Based on my experience, RDF is a widely accepted standard model with Turtle, SPARQL, or JSON-LD as common syntaxes. From a readability perspective, I have found LinkML and JSON-LD to be preferable.
There’s an active group known as Ontolog which could be highly informative for anyone interested in delving deeper into Ontology Engineering.
The Monarch Initiative is currently developing OntoGPT that could be beneficial in developing mappings (Thank you to @Andrew for introducing me to their work.)
At the University of Colorado, we have been mapping our source values to standard concept_ids for 6 years. During this time, I have learned a lot about the source system, Epic Caboodle, pros/cons of different ways to map (STCM vs inserts to the Concept/Concept Relationship tables), and OHDSI supported vocabularies. I’ll share my experiences here and hope others do the same. The semantic mapping process requires a LOT of human resources and creates mapping & knowledge debt for healthcare systems. I was quite naive to this when we first started on the custom mapping journey. Simpler is much better!

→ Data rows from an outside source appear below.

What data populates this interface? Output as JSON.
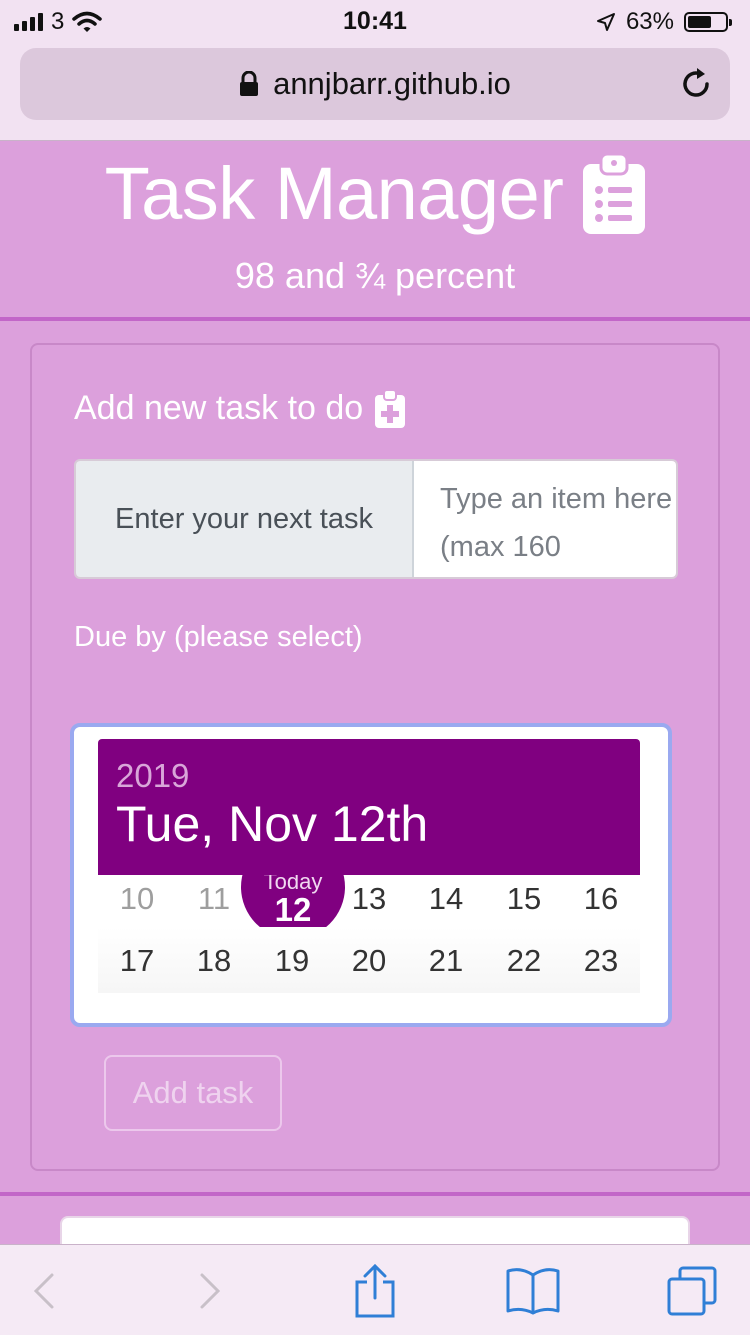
{
  "status": {
    "carrier": "3",
    "time": "10:41",
    "battery_percent": "63%",
    "battery_level": 0.63
  },
  "browser": {
    "url": "annjbarr.github.io"
  },
  "header": {
    "title": "Task Manager",
    "subtitle": "98 and ¾  percent"
  },
  "form": {
    "heading": "Add new task to do",
    "input_prepend": "Enter your next task",
    "input_placeholder": "Type an item here (max 160",
    "due_label": "Due by (please select)",
    "add_button": "Add task"
  },
  "datepicker": {
    "year": "2019",
    "selected_date": "Tue, Nov 12th",
    "today_label": "Today",
    "today_day": "12",
    "row1": [
      "10",
      "11",
      "12",
      "13",
      "14",
      "15",
      "16"
    ],
    "row2": [
      "17",
      "18",
      "19",
      "20",
      "21",
      "22",
      "23"
    ]
  },
  "colors": {
    "page_bg": "#dca0dc",
    "accent": "#800080",
    "ios_blue": "#2f7fd6"
  }
}
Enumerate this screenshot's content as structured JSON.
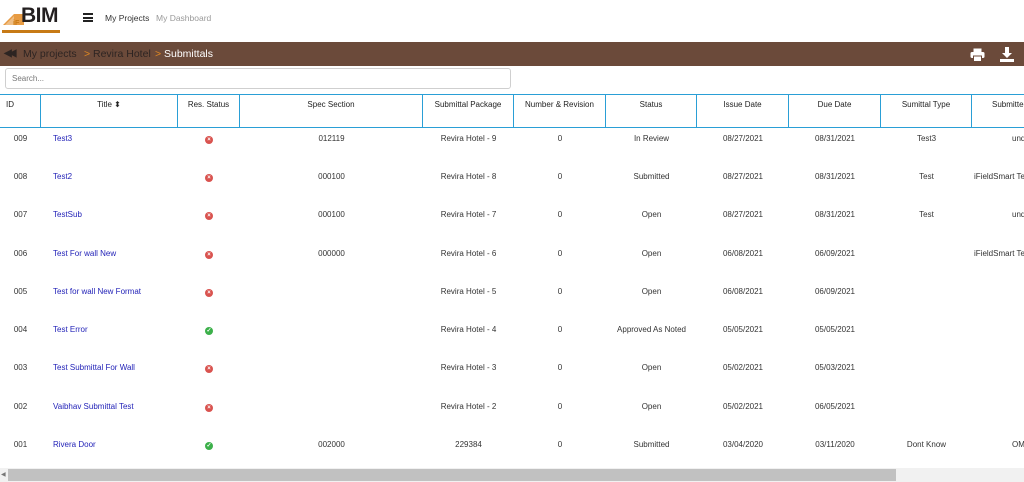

Versions: Every time I add mappings to our semantic mapping file, I copy the file, insert new mappings and version it. We use numbers to version it (currently on v121), but if I were to start over, I would use dates to version it because dates have more meaning than numbers. But, it doesn’t make enough difference to update my versioning process. I haven’t found a need for the dates. And the files are stored with the date as metadata.
Reasons for mapping changes: I had thought about replicating the OHDSI Concept table and including an invalid_reason field. I don’t know why I didn’t add this field to the semantic mapping file, but I didn’t. And it isn’t missed. For observational research purposes, does it matter if the source changed the value set, SNOMED deprecated a code or OHDSI Vocab team de-standardized a concept? What matters is updating the mapping to a standard concept_id, so the data are available for all researchers.
We do have a ModifyDate field which contains the date the mapping was modified. This is helpful for end users who receive regular extracts of data from us.
Time stamps: Yes, we have CreateDate field. This contains the date the mapping was created. This is helpful for end users who receive extracts of data from us.